The Perfect Start to a Saturday Morning

There’s a certain comfort in routine, especially on a Saturday morning when the world outside is still waking up, and the day stretches out with promise. In our home, there’s one ritual that has become a cornerstone of these slow mornings—a plate of eggs and bacon on homemade sourdough. Whether it’s breakfast, brunch, lunch, or even a lighter supper, this simple yet satisfying dish is a go-to that never fails to bring warmth and contentment.

The preparation begins with thick-cut bacon, and it must be smoked. There’s no compromise here. The evocative smell of it cooking, rich and savory, fills the house, weaving its way through each room and drawing everyone to the kitchen. It’s the kind of scent that feels like a warm embrace, signalling the start of something good. The bacon is always grilled, not fried, with a metal grill placed over the strips to keep them flat, ensuring the perfect crispy plinth upon which the eggs will later rest.

Ah, the eggs. They’re the real stars of this dish, provided by our small flock of girls at the bottom of the garden. These hens are part of the family, their coop nestled among the trees where they cluck contentedly, pecking at leftover fruit and veg, along with their regular feed. In return, they gift us with beautifully fresh eggs, their yolks a deep, rich gold that’s hard to beat. These are not just any eggs; they’re the result of care, love, and a little bit of backyard magic.

In our house, the eggs are mostly scrambled, but not just any scramble will do. This process is almost ceremonial, requiring undivided attention to achieve the perfect balance between creamy softness and structure. It’s a delicate dance—one where distraction could lead to disaster.

The eggs are cracked directly into a frying pan, seasoned with Cornish Sea Salt and freshly cracked black pepper, and then whisked up right in the pan. The heat is set just under medium—no rush, no high flames, just a gentle warmth to coax the eggs into their ideal form. As they cook, they demand your full focus. The whisk moves continuously, breaking up the curds as they form, preventing any large clumps from setting. This constant motion ensures the eggs cook evenly, their texture remaining soft and velvety. 
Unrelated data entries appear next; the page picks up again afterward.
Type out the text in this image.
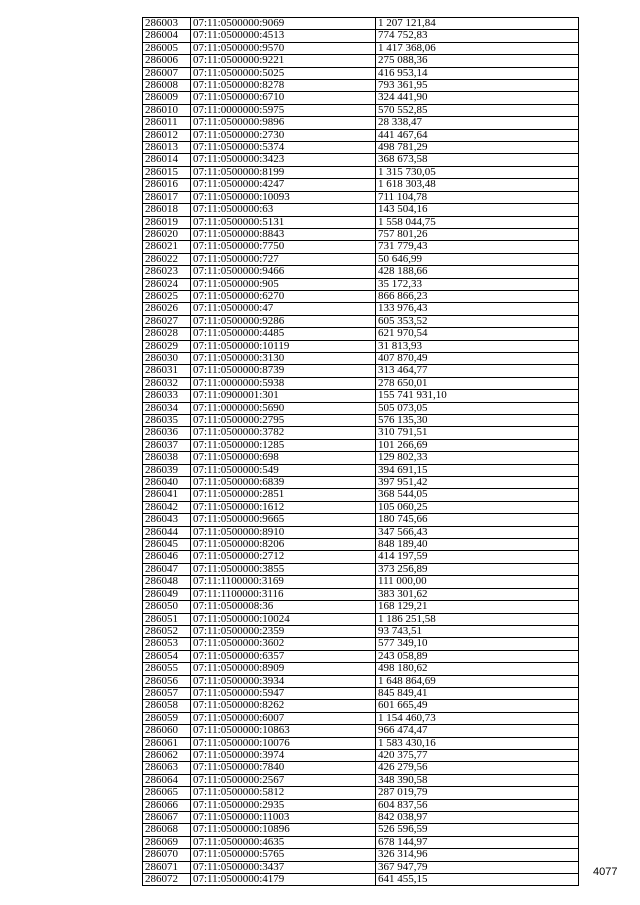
286003	07:11:0500000:9069	1 207 121,84
286004	07:11:0500000:4513	774 752,83
286005	07:11:0500000:9570	1 417 368,06
286006	07:11:0500000:9221	275 088,36
286007	07:11:0500000:5025	416 953,14
286008	07:11:0500000:8278	793 361,95
286009	07:11:0500000:6710	324 441,90
286010	07:11:0000000:5975	570 552,85
286011	07:11:0500000:9896	28 338,47
286012	07:11:0500000:2730	441 467,64
286013	07:11:0500000:5374	498 781,29
286014	07:11:0500000:3423	368 673,58
286015	07:11:0500000:8199	1 315 730,05
286016	07:11:0500000:4247	1 618 303,48
286017	07:11:0500000:10093	711 104,78
286018	07:11:0500000:63	143 504,16
286019	07:11:0500000:5131	1 558 044,75
286020	07:11:0500000:8843	757 801,26
286021	07:11:0500000:7750	731 779,43
286022	07:11:0500000:727	50 646,99
286023	07:11:0500000:9466	428 188,66
286024	07:11:0500000:905	35 172,33
286025	07:11:0500000:6270	866 866,23
286026	07:11:0500000:47	133 976,43
286027	07:11:0500000:9286	605 353,52
286028	07:11:0500000:4485	621 970,54
286029	07:11:0500000:10119	31 813,93
286030	07:11:0500000:3130	407 870,49
286031	07:11:0500000:8739	313 464,77
286032	07:11:0000000:5938	278 650,01
286033	07:11:0900001:301	155 741 931,10
286034	07:11:0000000:5690	505 073,05
286035	07:11:0500000:2795	576 135,30
286036	07:11:0500000:3782	310 791,51
286037	07:11:0500000:1285	101 266,69
286038	07:11:0500000:698	129 802,33
286039	07:11:0500000:549	394 691,15
286040	07:11:0500000:6839	397 951,42
286041	07:11:0500000:2851	368 544,05
286042	07:11:0500000:1612	105 060,25
286043	07:11:0500000:9665	180 745,66
286044	07:11:0500000:8910	347 566,43
286045	07:11:0500000:8206	848 189,40
286046	07:11:0500000:2712	414 197,59
286047	07:11:0500000:3855	373 256,89
286048	07:11:1100000:3169	111 000,00
286049	07:11:1100000:3116	383 301,62
286050	07:11:0500008:36	168 129,21
286051	07:11:0500000:10024	1 186 251,58
286052	07:11:0500000:2359	93 743,51
286053	07:11:0500000:3602	577 349,10
286054	07:11:0500000:6357	243 058,89
286055	07:11:0500000:8909	498 180,62
286056	07:11:0500000:3934	1 648 864,69
286057	07:11:0500000:5947	845 849,41
286058	07:11:0500000:8262	601 665,49
286059	07:11:0500000:6007	1 154 460,73
286060	07:11:0500000:10863	966 474,47
286061	07:11:0500000:10076	1 583 430,16
286062	07:11:0500000:3974	420 375,77
286063	07:11:0500000:7840	426 279,56
286064	07:11:0500000:2567	348 390,58
286065	07:11:0500000:5812	287 019,79
286066	07:11:0500000:2935	604 837,56
286067	07:11:0500000:11003	842 038,97
286068	07:11:0500000:10896	526 596,59
286069	07:11:0500000:4635	678 144,97
286070	07:11:0500000:5765	326 314,96
286071	07:11:0500000:3437	367 947,79
286072	07:11:0500000:4179	641 455,15
4077
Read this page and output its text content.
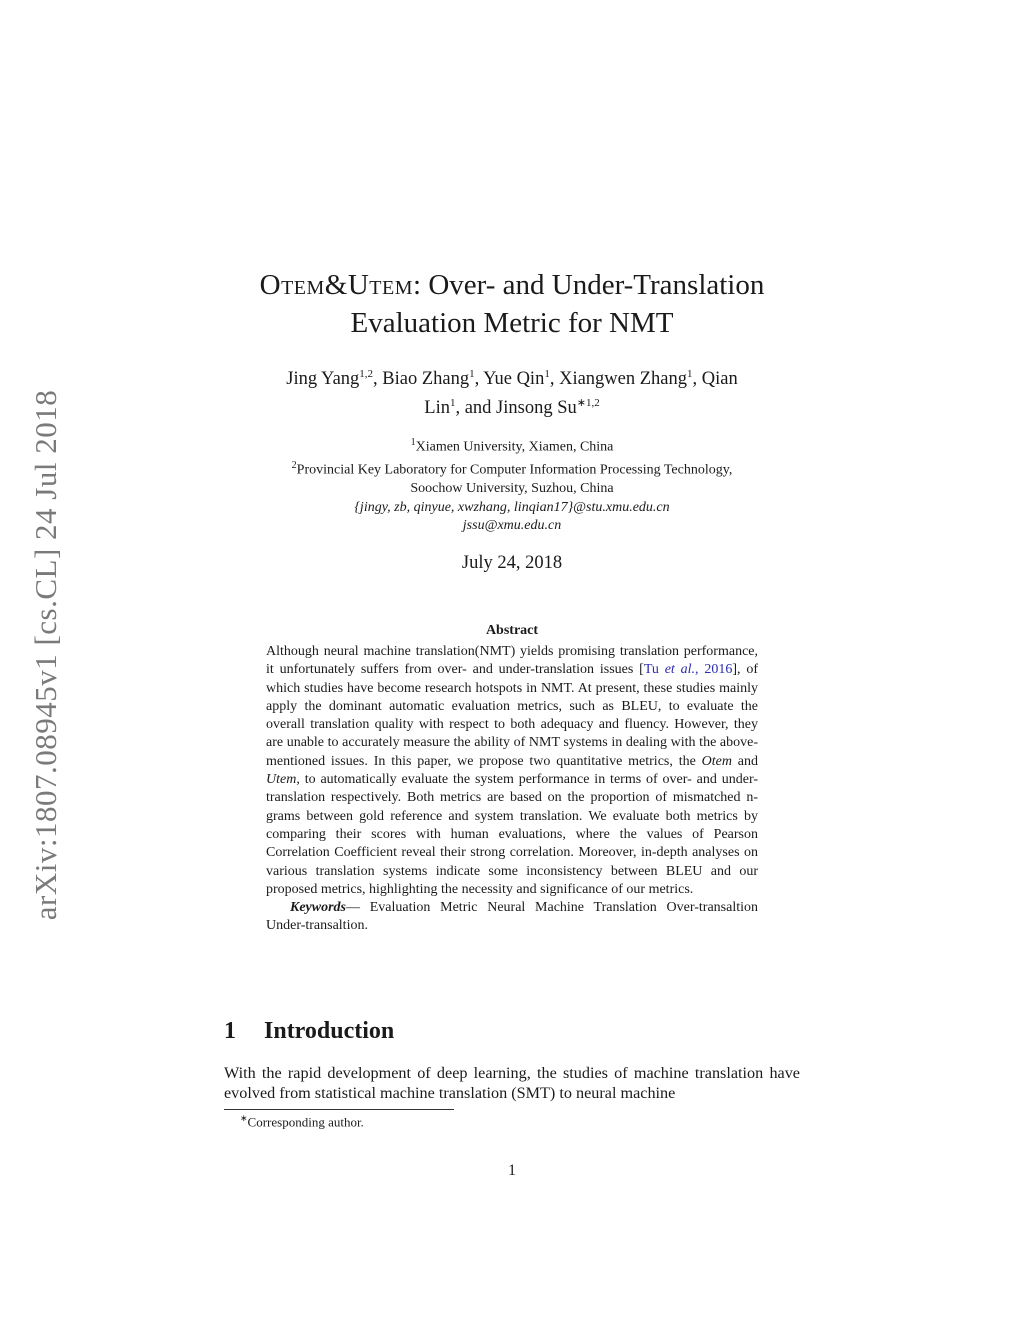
arXiv:1807.08945v1 [cs.CL] 24 Jul 2018
Otem&Utem: Over- and Under-Translation
Evaluation Metric for NMT
Jing Yang$^{1,2}$, Biao Zhang$^1$, Yue Qin$^1$, Xiangwen Zhang$^1$, Qian
Lin$^1$, and Jinsong $Su^{∗1,2}$
$^1$Xiamen University, Xiamen, China
$^2$Provincial Key Laboratory for Computer Information Processing Technology,
Soochow University, Suzhou, China
{jingy, zb, qinyue, xwzhang, linqian17}@stu.xmu.edu.cn
jssu@xmu.edu.cn
July 24, 2018
Abstract

Although neural machine translation(NMT) yields promising translation performance, it unfortunately suffers from over- and under-translation issues [Tu et al., 2016], of which studies have become research hotspots in NMT. At present, these studies mainly apply the dominant automatic evaluation metrics, such as BLEU, to evaluate the overall translation quality with respect to both adequacy and fluency. However, they are unable to accurately measure the ability of NMT systems in dealing with the above-mentioned issues. In this paper, we propose two quantitative metrics, the Otem and Utem, to automatically evaluate the system performance in terms of over- and under-translation respectively. Both metrics are based on the proportion of mismatched n-grams between gold reference and system translation. We evaluate both metrics by comparing their scores with human evaluations, where the values of Pearson Correlation Coefficient reveal their strong correlation. Moreover, in-depth analyses on various translation systems indicate some inconsistency between BLEU and our proposed metrics, highlighting the necessity and significance of our metrics.

Keywords— Evaluation Metric Neural Machine Translation Over-transaltion Under-transaltion.

1 Introduction
With the rapid development of deep learning, the studies of machine translation have evolved from statistical machine translation (SMT) to neural machine
∗Corresponding author.
1
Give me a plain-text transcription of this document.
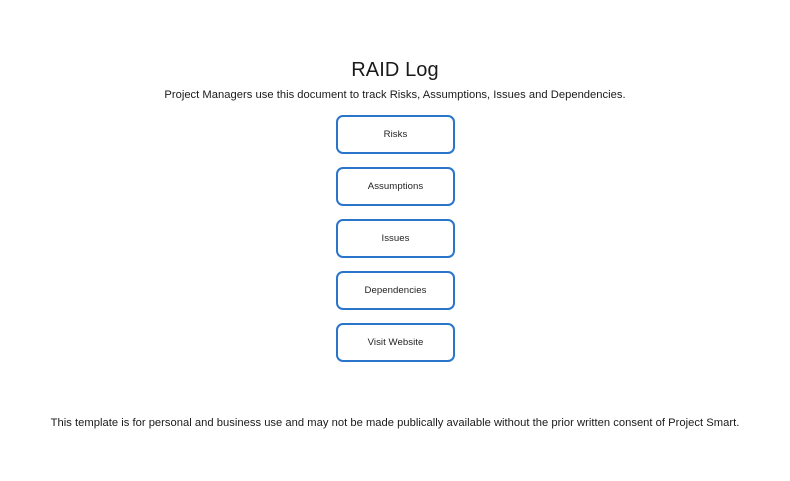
RAID Log

Project Managers use this document to track Risks, Assumptions, Issues and Dependencies.

Risks
Assumptions
Issues
Dependencies
Visit Website

This template is for personal and business use and may not be made publically available without the prior written consent of Project Smart.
Slowly, very slowly, the eggs begin to thicken. This is the crucial moment. Get distracted, and you risk ending up with a rubbery pile—no one wants that. But if you stay present, giving the eggs the care they deserve, you’re rewarded with a creamy, luscious scramble. Just as they reach the point of perfection—still a little runny but holding together—they’re removed from the heat and ideally transferred from the pan to halt any further cooking.

Then comes the assembly. A slice of homemade sourdough, toasted to perfection, is the foundation. The butter melts into the warm bread, followed by the crispy, flat bacon, its edges slightly caramelised, providing a savoury crunch with every bite. Finally, the eggs are ladled on top, their golden softness contrasting beautifully with the crisp bacon and rustic sourdough. A dash of Tabasco adds just the right amount of kick, waking up the senses and completing the dish.

As we sit down to eat, the house still carrying the comforting aroma of bacon and eggs, there’s a quiet contentment that settles over the table. This is more than just a meal; it’s the perfect start to a Saturday morning, a moment of calm before the day unfolds. Each bite is a reminder of the simple pleasures in life—a well-cooked meal, the company of loved ones, and the beauty of taking things slow.

It’s these moments that set the tone for the weekend, grounding us in the joy of shared routines and the warmth of home. And as the last bite is savored, I can’t help but feel that there’s no better way to begin the day.